Covid: NHS facing ‘the most dangerous situation anyone can remember’, Chief Medical Officer Professor Chris Whitty warns

Video report by ITV News Correspondent Geraint Vincent


The NHS is facing the "most dangerous situation" in living memory as Covid-19 causes record deaths and hospital admission, England's Chief Medical Officer has warned.

The only way to prevent avoidable deaths is for the public to stay at home, Professor Chris Whitty has cautioned.

“Hospitals are always busy in winter, but the NHS in some parts of the country is currently facing the most dangerous situation anyone can remember,” Prof Whitty wrote in the Sunday Times.

“If the virus continues on this trajectory, hospitals will be in real difficulties, and soon.

“Staff-to-patient ratios — already stretched — will become unacceptable even in intensive care.”

The number of patients with Covid-19 in hospital is at a record high in England, while the official coronavirus death toll for the UK passed 80,000 on Saturday and lab-confirmed cases hit more than three million



Prof Whitty commended the public for their efforts to stop the spread of Covid-19 and noted the hope offered by various vaccines, but he echoed other experts in saying it would be some weeks before the jabs start to reduce the number of people taken to hospital.

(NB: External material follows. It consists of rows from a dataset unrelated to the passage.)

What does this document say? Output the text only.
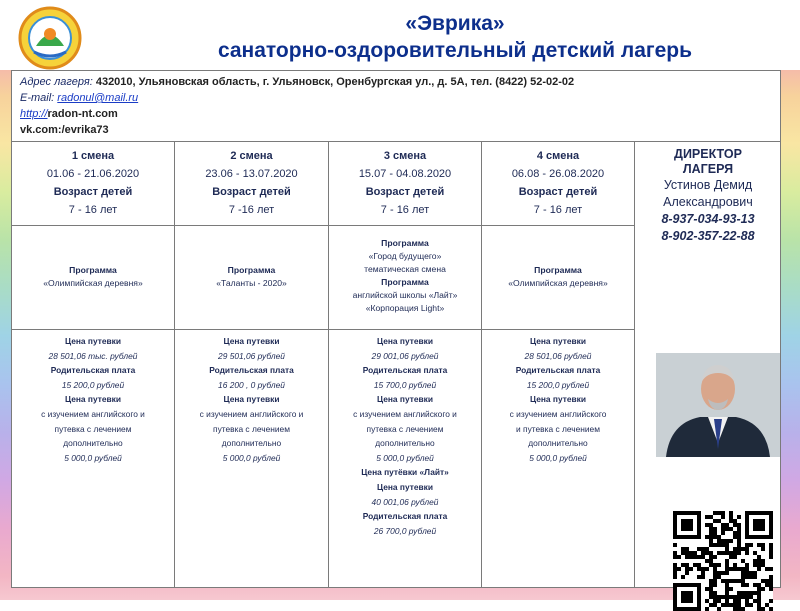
«Эврика»
санаторно-оздоровительный детский лагерь
Адрес лагеря: 432010, Ульяновская область, г. Ульяновск, Оренбургская ул., д. 5А, тел. (8422) 52-02-02
E-mail: radonul@mail.ru
http://radon-nt.com
vk.com:/evrika73
1 смена
01.06 - 21.06.2020
Возраст детей
7 - 16 лет
Программа
«Олимпийская деревня»
Цена путевки
28 501,06 тыс. рублей
Родительская плата
15 200,0 рублей
Цена путевки
с изучением английского и
путевка с лечением
дополнительно
5 000,0 рублей
2 смена
23.06 - 13.07.2020
Возраст детей
7 -16 лет
Программа
«Таланты - 2020»
Цена путевки
29 501,06 рублей
Родительская плата
16 200 , 0 рублей
Цена путевки
с изучением английского и
путевка с лечением
дополнительно
5 000,0 рублей
3 смена
15.07 - 04.08.2020
Возраст детей
7 - 16 лет
Программа
«Город будущего»
тематическая смена
Программа
английской школы «Лайт»
«Корпорация Light»
Цена путевки
29 001,06 рублей
Родительская плата
15 700,0 рублей
Цена путевки
с изучением английского и
путевка с лечением
дополнительно
5 000,0 рублей
Цена путёвки «Лайт»
Цена путевки
40 001,06 рублей
Родительская плата
26 700,0 рублей
4 смена
06.08 - 26.08.2020
Возраст детей
7 - 16 лет
Программа
«Олимпийская деревня»
Цена путевки
28 501,06 рублей
Родительская плата
15 200,0 рублей
Цена путевки
с изучением английского
и путевка с лечением
дополнительно
5 000,0 рублей
ДИРЕКТОР
ЛАГЕРЯ
Устинов Демид
Александрович
8-937-034-93-13
8-902-357-22-88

Speaking on Sunday, Health Secretary Matt Hancock said "the pressure on the NHS is very, very bad" and that the situation in the health service is "very, very serious... especially in some parts of the country".

In a bid to stop coronavirus cases and deaths from continuing to rise, Mr Hancock told Sky News: "The NHS needs you now more than it's needed anyone at any point and what it needs people to do is to stay at home...

"So it's on all of us really, it always has been a big team effort."

On Saturday, Dr Simon Walsh, deputy chair of the British Medical Association’s consultants committee said the epidemiology from the previous wave indicates the situation is likely to worsen over the next two to three weeks.

One in 30 people in London is thought to have Covid-19. Credit: PA

While Dr Justin Varney, director of public health at Birmingham City Council, said hospitals had still not seen the full extent of patients who caught coronavirus over Christmas.

Tougher lockdown measures were brought in to try and reduce Covid cases and deaths in a bid to reduce pressure on the NHS, but some some experts have branded the current rules as not strict enough, in the face of the more transmissible variant which has spread rapidly in many parts of the country.

Susan Michie, a professor of health psychology at University College London who participates in Independent Sage, questioned whether restrictions need to be tighter still.

"We have to get to a situation if we're going to get on top of this virus and prevent tens of thousands of avoidable deaths which we are looking at over the next few weeks, we absolutely have to get right back to where we were in March, unfortunately," she told BBC Breakfast.

"Which means that everybody's at home and you don't have many people on the streets.

"But that does need to be accompanied by the government giving good financial support to everybody, including those people in the gig economy and with precarious jobs, not just those on salaries as happened last time."

With the current lockdown and vaccine rollout, deaths from coronavirus are expected to start dropping in February, while hospital admissions should fall after that.

Coronavirus cases are expected to drop in the spring due to vaccinations plus the fact people spend more time outdoors, making it harder for the virus to spread.


Will the government go further with restrictions?

However, more than half of all major hospital trusts in England currently have more Covid-19 patients than at the peak of the first wave.

Hospitals are also seeing far more younger people than during the first wave, scientists said.

In London, mayor Sadiq Khan declared a “major incident” on Friday as the spread of coronavirus threatens to “overwhelm” the capital’s hospitals.

NHS England figures showed the number of Covid patients in London hospitals stands at 7,277, up 32% on the previous week.

One in 30 people in London are now estimated to have coronavirus, compared to one in 50 in England as a whole.

The Office for National Statistics (ONS) estimates that one in 70 people in Wales has Covid, one in 115 in Scotland and one in 200 people in Northern Ireland.

Around eight in 10 recent positive cases of Covid-19 in London and eastern England could be the new variant discovered in the UK, according to the ONS.

The approval of the Moderna vaccine by the Medicines and Healthcare products Regulatory Agency (MHRA) on Friday means the UK should have three vaccines to use when it comes on stream in spring.